七星の手によって、俺に、護符が装着された。
「ラケルタちゃんは触るとビリビリしちゃうから気をつけてね? ……えへへ。これでおそろいだぁ」
と、自分の襟もとから同じペンダントをひっぱりだす。
そうして七星はしばらく幸福そうに笑っていたが、やがて、いくぶん唐突に身をひるがえした。

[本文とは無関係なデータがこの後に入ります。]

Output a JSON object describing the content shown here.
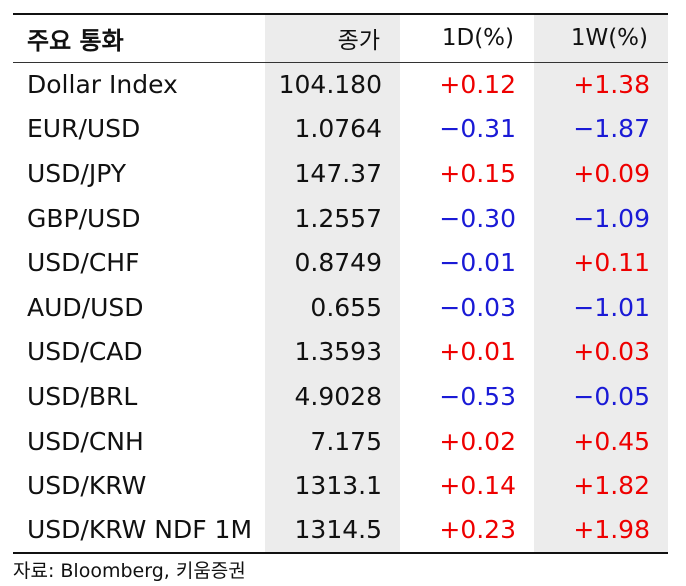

「それじゃあね! これ以上ミナトくんを見てるとまたドキドキしてきそうだから、これで退散いたします! 明日かぎりのおつきあいになるかもしれないけど、無事に誓約が果たせるように、頑張りましょお!」
「あ、おい、七星……」
「お礼はもういいよ! ミナトくんからはすでに素敵な言葉をたくさんもらったので、もなみちゃんはもういっぱいいっぱいなのです!」
早くもドアまでたどりつき、振り返ったかと思うと、満面の笑顔で無意味なピースサインを送ってくる。

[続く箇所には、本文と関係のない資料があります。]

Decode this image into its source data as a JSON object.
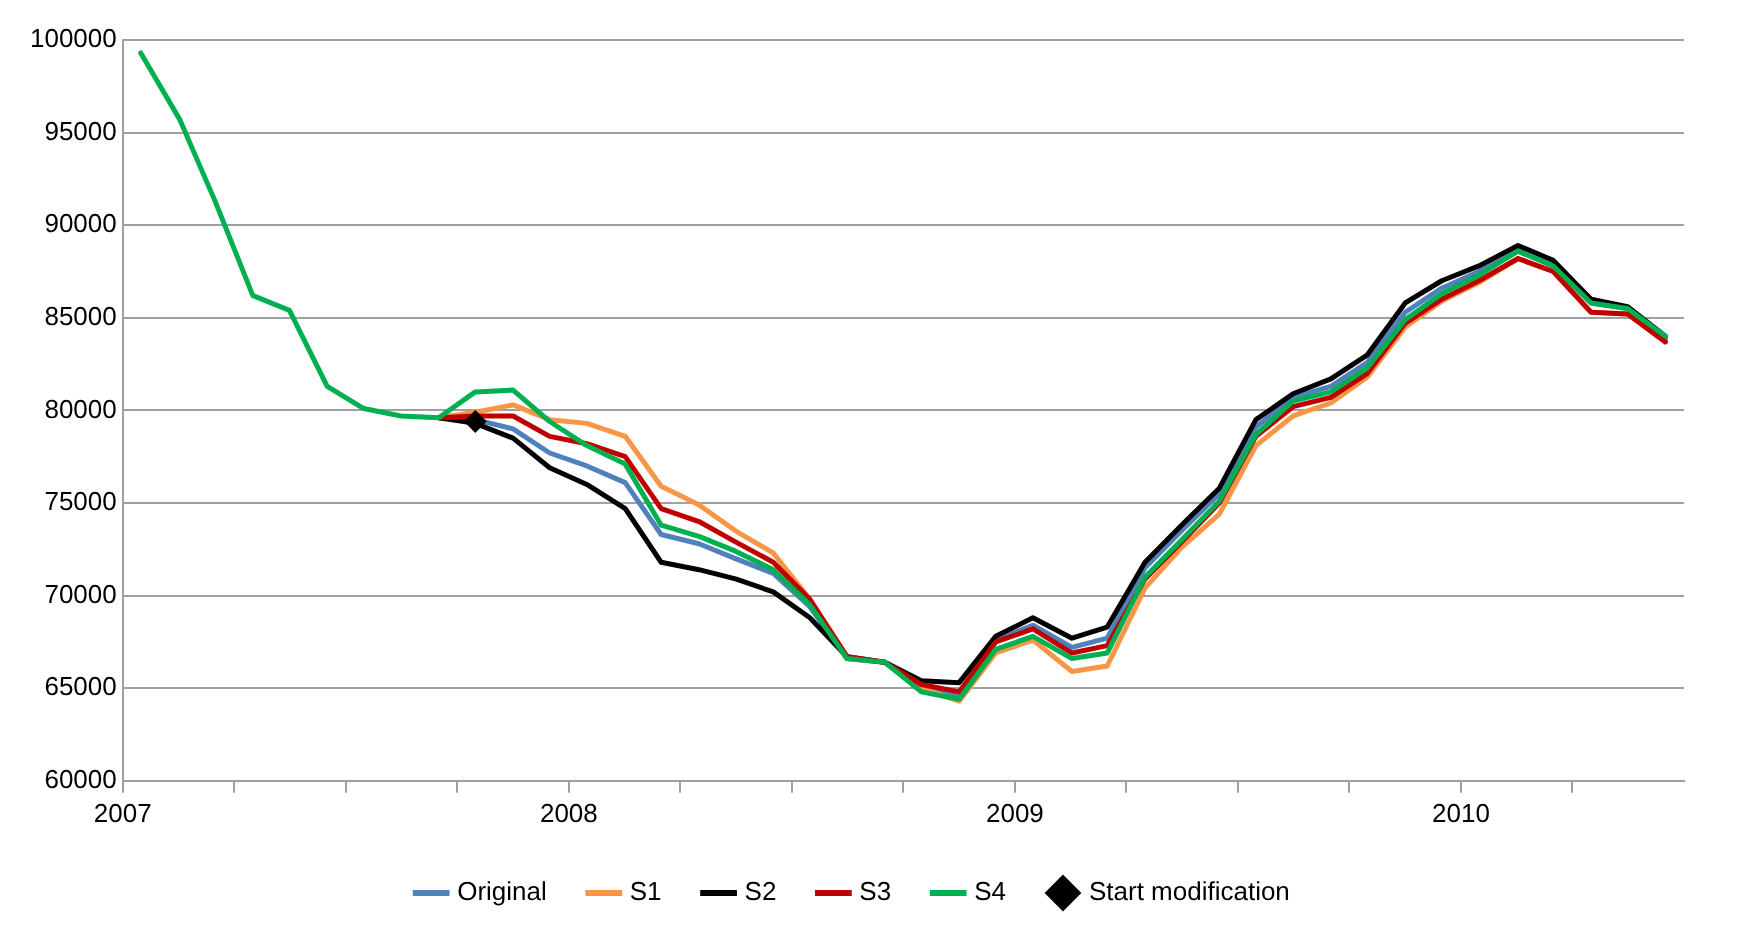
{
  "chart_data": {
    "type": "line",
    "x": [
      "2007-01-16",
      "2007-02-16",
      "2007-03-16",
      "2007-04-16",
      "2007-05-16",
      "2007-06-16",
      "2007-07-16",
      "2007-08-16",
      "2007-09-16",
      "2007-10-16",
      "2007-11-16",
      "2007-12-16",
      "2008-01-16",
      "2008-02-16",
      "2008-03-16",
      "2008-04-16",
      "2008-05-16",
      "2008-06-16",
      "2008-07-16",
      "2008-08-16",
      "2008-09-16",
      "2008-10-16",
      "2008-11-16",
      "2008-12-16",
      "2009-01-16",
      "2009-02-16",
      "2009-03-16",
      "2009-04-16",
      "2009-05-16",
      "2009-06-16",
      "2009-07-16",
      "2009-08-16",
      "2009-09-16",
      "2009-10-16",
      "2009-11-16",
      "2009-12-16",
      "2010-01-16",
      "2010-02-16",
      "2010-03-16",
      "2010-04-16",
      "2010-05-16",
      "2010-06-16"
    ],
    "series": [
      {
        "name": "Original",
        "color": "#4f81bd",
        "values": [
          null,
          null,
          null,
          null,
          null,
          null,
          null,
          null,
          79600,
          79500,
          79000,
          77700,
          77000,
          76100,
          73300,
          72800,
          72000,
          71200,
          69400,
          66600,
          66400,
          65100,
          64600,
          67600,
          68400,
          67200,
          67700,
          71500,
          73500,
          75500,
          79100,
          80700,
          81300,
          82600,
          85300,
          86600,
          87500,
          88600,
          87800,
          85800,
          85500,
          83900
        ]
      },
      {
        "name": "S1",
        "color": "#f79646",
        "values": [
          null,
          null,
          null,
          null,
          null,
          null,
          null,
          null,
          79600,
          79900,
          80300,
          79500,
          79300,
          78600,
          75900,
          74900,
          73500,
          72300,
          69800,
          66600,
          66400,
          65000,
          64300,
          66900,
          67600,
          65900,
          66200,
          70400,
          72600,
          74400,
          78100,
          79700,
          80400,
          81800,
          84500,
          85900,
          86900,
          88200,
          87500,
          85300,
          85200,
          83700
        ]
      },
      {
        "name": "S2",
        "color": "#000000",
        "values": [
          null,
          null,
          null,
          null,
          null,
          null,
          null,
          null,
          79600,
          79300,
          78500,
          76900,
          76000,
          74700,
          71800,
          71400,
          70900,
          70200,
          68800,
          66700,
          66400,
          65400,
          65300,
          67800,
          68800,
          67700,
          68300,
          71800,
          73800,
          75800,
          79500,
          80900,
          81700,
          83000,
          85800,
          87000,
          87800,
          88900,
          88100,
          86000,
          85600,
          84000
        ]
      },
      {
        "name": "S3",
        "color": "#c00000",
        "values": [
          null,
          null,
          null,
          null,
          null,
          null,
          null,
          null,
          79600,
          79700,
          79700,
          78600,
          78200,
          77500,
          74700,
          74000,
          72900,
          71800,
          69800,
          66700,
          66400,
          65200,
          64800,
          67500,
          68200,
          66900,
          67300,
          70900,
          72900,
          75000,
          78600,
          80200,
          80700,
          82000,
          84700,
          86000,
          87000,
          88200,
          87500,
          85300,
          85200,
          83700
        ]
      },
      {
        "name": "S4",
        "color": "#00b050",
        "values": [
          99300,
          95700,
          91300,
          86200,
          85400,
          81300,
          80100,
          79700,
          79600,
          81000,
          81100,
          79400,
          78100,
          77100,
          73800,
          73200,
          72400,
          71400,
          69500,
          66600,
          66400,
          64800,
          64400,
          67100,
          67800,
          66600,
          66900,
          71000,
          73000,
          75100,
          78700,
          80500,
          81000,
          82300,
          84900,
          86300,
          87300,
          88600,
          87800,
          85800,
          85500,
          84000
        ]
      },
      {
        "name": "Start modification",
        "type": "scatter",
        "marker": "diamond",
        "color": "#000000",
        "x": [
          "2007-10-16"
        ],
        "values": [
          79400
        ]
      }
    ],
    "xlim": [
      "2007",
      "2010-07"
    ],
    "xticks": [
      "2007",
      {
        "value": "2007-04",
        "label": null
      },
      {
        "value": "2007-07",
        "label": null
      },
      {
        "value": "2007-10",
        "label": null
      },
      "2008",
      {
        "value": "2008-04",
        "label": null
      },
      {
        "value": "2008-07",
        "label": null
      },
      {
        "value": "2008-10",
        "label": null
      },
      "2009",
      {
        "value": "2009-04",
        "label": null
      },
      {
        "value": "2009-07",
        "label": null
      },
      {
        "value": "2009-10",
        "label": null
      },
      "2010",
      {
        "value": "2010-04",
        "label": null
      }
    ],
    "ylim": [
      60000,
      100000
    ],
    "yticks": [
      60000,
      65000,
      70000,
      75000,
      80000,
      85000,
      90000,
      95000,
      100000
    ],
    "grid": "y",
    "legend": "bottom",
    "marker": "none",
    "line_style": "solid"
  }
}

「ミナトくんと出会えて、もなみは幸せです! それじゃあ、おやすみなさい!」
そして七星は、いなくなった。
(……何を馬鹿なこと言ってやがる)
救われたのは、俺のほうじゃないか……
トラメのおだやかな寝顔を見つめながら、俺はさまざまな感情の渦を抱えこむことになった。
だけど、まずはトラメを救うことだ。
あの厄介な魔術師どもと、俺はもう一度相対しなければならない。
七星の大きすぎる恩義に報いるためにも、俺はすべてを無事に収束させなければならなかった。